Firstly the debut director Narayan Nagaendra Rao, should be commended to keep his story concise and tell it though an evening at a coffee shop. The treatment of the story oozes with difference and style. It dwells with the problems, love and marriage of different people at a coffee shop. It also deals with even the smallest of joys and the sadness that trivial issues can bring on people’s lives. An interesting premise woven with novelty comes to a halt when the second half starts to be draggy and preachy. The poetic dialogues sound nice but lack realism. The climax feels predictable and convenient. In addition, the use of live sound unfortunately creates a sitcom feel to it. Some of the dialogues are surprisingly indistinct too. However the way the director uses rain and illayaraja’s songs to give a cosy feel results in a feel-good factor.
Aari has an aspiring director falling in love with Jiya (Subha) at a coffee conversation, does well. However his dance skills can be improved. Subha as Jiya has a remarkable screen presence but fails to emote accordingly. However, in a time where even Tamil heroines depending a dubbing artiste, Subha’s hard work to learn it, certainly should be applauded. Other casts such as Subbu Panchu, Tejasvini and Balaji have given a realistic portrayal.
Technically, ‘Maalai Pozhudin Mayakathilaey’ is a remarkable attempt. Breath taking visuals and lighting by cinematographer Amarnath elevates the freshness of the film. The set design of the film also is a highlight, although it does give a foreign feel for a story happening in Tamil Nadu.

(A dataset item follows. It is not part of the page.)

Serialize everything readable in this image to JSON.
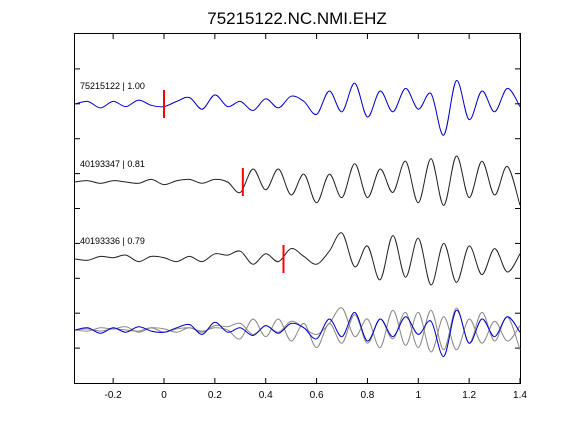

Achu’s music is the biggest asset for the film as all the songs rings in our ears even after the film have ended. Achu, if he gets the right films, could possibly join the big leagues of music directors.
In overall, director Narayan’s attempt to create a feel good love story succeeds at parts with technicality playing a major part in it. In a time where commercial cinema takes a stand in Kollywood, a small-budgeted innovative attempt like this should be motivated.